The tournament has a simple API - you get the last move of your opponent via input global variable and make your move via output in the form of 'R', 'P' or 'S'. If the input is empty string, that's the first round and you can use that for initialisation. So, in the global scope we have:

    if input == '':
        tp = treePredictor()
        output = tp.predict()    
    else:
        tp.store(input)
        output = tp.predict()

Let's assume that the opponent move depends on the result of his previous move. For example, if he played 'R'(rock) and lost to paper - next time he'll prefer to play scissors to beat the paper, and if he wins - he'll repeat stone. Other players might prefer to change the move after the victory, but repeat the same after tie.

To make the accounting simplier we need a concept of roll. Roll for 0 transforms rock to rock, paper to paper, etc. Roll to 1 transforms rock to paper, paper to scissors, scissors to rock. And roll to 2 transforms rock to scissors, paper to rock and scissors to paper. Interestingly, roll 1 for any move gives you what beats that move, and roll 2 - what is beaten by that move.

So, we have 3 results(win, lose, tie) and 3 rolls and we want to count how often the opponents next move is a result of each roll from his previous move after each result. That gives us a 3*3 matrix of integer counts.

Here is how the method store would look:

    def store(self, c):

        i1 = self.choices.index(c)

        if not (self.prevchoice is None or self.prevres is None):
            roll = self.getRollbyInd(self.prevchoice, i1)
            for i in range(3):
                for j in range(3):
                    self.dataarr[i][j]*=0.9
            self.dataarr[self.prevres][roll]+=1


        self.prevchoice = i1
        self.prevres = self.gameRes(c,self.prevmove)

self.dataarr - is our 3*3 statistics array.

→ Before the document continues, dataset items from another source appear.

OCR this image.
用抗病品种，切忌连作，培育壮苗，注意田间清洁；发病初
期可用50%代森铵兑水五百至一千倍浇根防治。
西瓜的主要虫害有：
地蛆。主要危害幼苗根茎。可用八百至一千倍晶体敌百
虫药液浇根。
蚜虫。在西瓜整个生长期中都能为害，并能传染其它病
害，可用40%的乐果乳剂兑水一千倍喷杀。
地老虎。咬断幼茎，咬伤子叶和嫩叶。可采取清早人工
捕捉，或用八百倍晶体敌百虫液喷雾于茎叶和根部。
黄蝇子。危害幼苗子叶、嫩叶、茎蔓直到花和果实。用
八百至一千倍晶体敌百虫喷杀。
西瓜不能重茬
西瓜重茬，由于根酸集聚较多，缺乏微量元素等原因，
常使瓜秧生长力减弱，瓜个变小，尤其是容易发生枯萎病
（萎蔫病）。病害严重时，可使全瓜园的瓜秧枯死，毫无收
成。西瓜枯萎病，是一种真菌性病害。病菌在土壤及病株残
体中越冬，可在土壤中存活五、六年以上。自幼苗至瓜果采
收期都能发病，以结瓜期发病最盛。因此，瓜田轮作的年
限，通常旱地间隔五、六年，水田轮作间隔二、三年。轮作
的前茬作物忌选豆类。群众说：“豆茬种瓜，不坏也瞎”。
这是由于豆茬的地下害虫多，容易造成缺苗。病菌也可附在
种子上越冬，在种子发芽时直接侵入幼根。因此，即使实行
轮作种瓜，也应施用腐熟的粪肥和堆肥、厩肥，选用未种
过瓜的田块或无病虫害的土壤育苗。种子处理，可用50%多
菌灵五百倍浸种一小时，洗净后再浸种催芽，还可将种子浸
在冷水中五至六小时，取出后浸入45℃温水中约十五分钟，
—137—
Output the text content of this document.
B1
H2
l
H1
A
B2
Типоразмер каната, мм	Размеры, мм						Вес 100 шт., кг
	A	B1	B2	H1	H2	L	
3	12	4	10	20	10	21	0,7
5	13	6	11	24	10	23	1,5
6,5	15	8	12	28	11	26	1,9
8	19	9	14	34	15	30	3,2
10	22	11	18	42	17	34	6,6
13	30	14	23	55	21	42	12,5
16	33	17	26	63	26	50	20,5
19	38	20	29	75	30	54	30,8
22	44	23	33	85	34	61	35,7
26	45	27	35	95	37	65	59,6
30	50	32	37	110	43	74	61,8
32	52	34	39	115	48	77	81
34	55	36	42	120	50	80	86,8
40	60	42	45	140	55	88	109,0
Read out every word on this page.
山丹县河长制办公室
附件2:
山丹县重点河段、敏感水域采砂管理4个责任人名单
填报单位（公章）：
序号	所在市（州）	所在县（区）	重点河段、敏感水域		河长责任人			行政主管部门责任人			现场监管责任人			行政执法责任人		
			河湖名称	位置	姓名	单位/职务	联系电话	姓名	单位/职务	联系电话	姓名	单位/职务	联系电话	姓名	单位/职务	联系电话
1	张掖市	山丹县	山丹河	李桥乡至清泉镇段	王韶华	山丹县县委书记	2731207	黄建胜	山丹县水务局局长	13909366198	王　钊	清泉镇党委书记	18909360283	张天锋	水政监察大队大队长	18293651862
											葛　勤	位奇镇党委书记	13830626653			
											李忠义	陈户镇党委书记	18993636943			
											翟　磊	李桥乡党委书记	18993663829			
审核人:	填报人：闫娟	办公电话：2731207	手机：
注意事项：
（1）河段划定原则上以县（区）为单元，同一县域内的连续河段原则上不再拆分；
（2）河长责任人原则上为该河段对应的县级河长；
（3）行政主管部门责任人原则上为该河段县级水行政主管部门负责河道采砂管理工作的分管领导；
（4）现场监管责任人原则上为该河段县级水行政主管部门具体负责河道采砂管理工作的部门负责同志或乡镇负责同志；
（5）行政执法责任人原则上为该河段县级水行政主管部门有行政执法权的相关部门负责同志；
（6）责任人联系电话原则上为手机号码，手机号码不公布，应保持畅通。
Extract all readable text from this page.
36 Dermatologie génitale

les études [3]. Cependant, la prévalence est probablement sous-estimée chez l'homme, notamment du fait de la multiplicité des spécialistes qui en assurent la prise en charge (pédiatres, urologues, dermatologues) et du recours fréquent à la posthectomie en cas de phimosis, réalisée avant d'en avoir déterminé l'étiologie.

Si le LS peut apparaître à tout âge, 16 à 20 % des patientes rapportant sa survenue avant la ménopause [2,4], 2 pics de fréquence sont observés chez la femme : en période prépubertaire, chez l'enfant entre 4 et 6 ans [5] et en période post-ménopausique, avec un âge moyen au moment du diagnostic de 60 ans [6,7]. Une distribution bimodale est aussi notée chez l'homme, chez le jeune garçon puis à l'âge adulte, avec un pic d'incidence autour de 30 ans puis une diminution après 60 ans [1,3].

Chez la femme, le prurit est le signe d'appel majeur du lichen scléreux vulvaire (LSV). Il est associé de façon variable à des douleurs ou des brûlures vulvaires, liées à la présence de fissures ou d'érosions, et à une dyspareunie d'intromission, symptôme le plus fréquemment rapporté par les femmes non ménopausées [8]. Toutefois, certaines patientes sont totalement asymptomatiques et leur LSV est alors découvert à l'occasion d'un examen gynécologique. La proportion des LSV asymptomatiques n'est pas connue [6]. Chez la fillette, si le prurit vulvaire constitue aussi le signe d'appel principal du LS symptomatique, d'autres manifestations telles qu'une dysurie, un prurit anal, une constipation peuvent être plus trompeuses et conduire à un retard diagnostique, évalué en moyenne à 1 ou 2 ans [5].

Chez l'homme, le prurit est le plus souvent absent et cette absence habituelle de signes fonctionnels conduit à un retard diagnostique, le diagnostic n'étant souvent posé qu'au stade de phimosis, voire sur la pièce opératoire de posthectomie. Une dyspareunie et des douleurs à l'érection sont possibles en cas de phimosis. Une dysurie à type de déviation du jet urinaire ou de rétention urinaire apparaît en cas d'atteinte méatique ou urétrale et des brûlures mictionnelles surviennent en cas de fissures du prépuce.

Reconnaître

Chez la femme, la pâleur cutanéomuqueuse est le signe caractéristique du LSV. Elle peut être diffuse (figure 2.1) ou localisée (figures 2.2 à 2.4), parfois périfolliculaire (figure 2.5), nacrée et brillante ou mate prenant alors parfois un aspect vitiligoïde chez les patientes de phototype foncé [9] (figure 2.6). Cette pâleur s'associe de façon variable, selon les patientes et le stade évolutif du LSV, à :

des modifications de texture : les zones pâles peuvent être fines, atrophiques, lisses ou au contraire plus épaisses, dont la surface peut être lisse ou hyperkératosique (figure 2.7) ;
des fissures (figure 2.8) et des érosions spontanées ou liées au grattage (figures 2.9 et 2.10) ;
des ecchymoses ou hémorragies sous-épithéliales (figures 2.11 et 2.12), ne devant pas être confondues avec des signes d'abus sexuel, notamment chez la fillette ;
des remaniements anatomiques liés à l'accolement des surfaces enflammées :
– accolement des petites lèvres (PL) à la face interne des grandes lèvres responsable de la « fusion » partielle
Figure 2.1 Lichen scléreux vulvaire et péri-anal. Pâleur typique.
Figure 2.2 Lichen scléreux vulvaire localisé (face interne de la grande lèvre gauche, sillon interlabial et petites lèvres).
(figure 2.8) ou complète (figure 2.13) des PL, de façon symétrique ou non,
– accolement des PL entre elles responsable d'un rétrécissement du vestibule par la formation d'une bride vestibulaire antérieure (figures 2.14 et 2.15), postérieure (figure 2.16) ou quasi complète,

Note that on each iteration we multiply the whole array to 0.9 - that discounts the older statistics relatively to more recent moves so we adopt to strategy change quicker.

Then we have to predict the opponent move based on the statistics. We'll make a weighted random choice of the predicted move where weights are the numbers of time the opponent made each roll to decide a next move. And make a move that would beat the move we've predicted.

    def predict(self):
        if self.prevchoice is None or self.prevres is None:
            ret= self.choices[randint(0,2)]
            self.prevmove = ret
            return ret
        arr=self.dataarr[self.prevres]

        predictedroll = weighted_choice([0,1,2], arr)
        predictedchoice = self.rollInd(self.prevchoice, predictedroll)

        choice = self.beatMat[predictedchoice]

        self.prevmove = self.choices[choice]
        return self.choices[choice]

The bot is currently going relatively well in the tournament with a winrate of ~75% and I cannot easily beat it myself. There are bots that beat him in the tournament though - but still the result is interesting enough as we just use one very simple strategy. Another important thing - if the opponents moves doesn't really statistically depend on his previous moves results, our counts have almost equal values and we essentially play random, so our play cannot be exploited and we guarantee a statistical tie.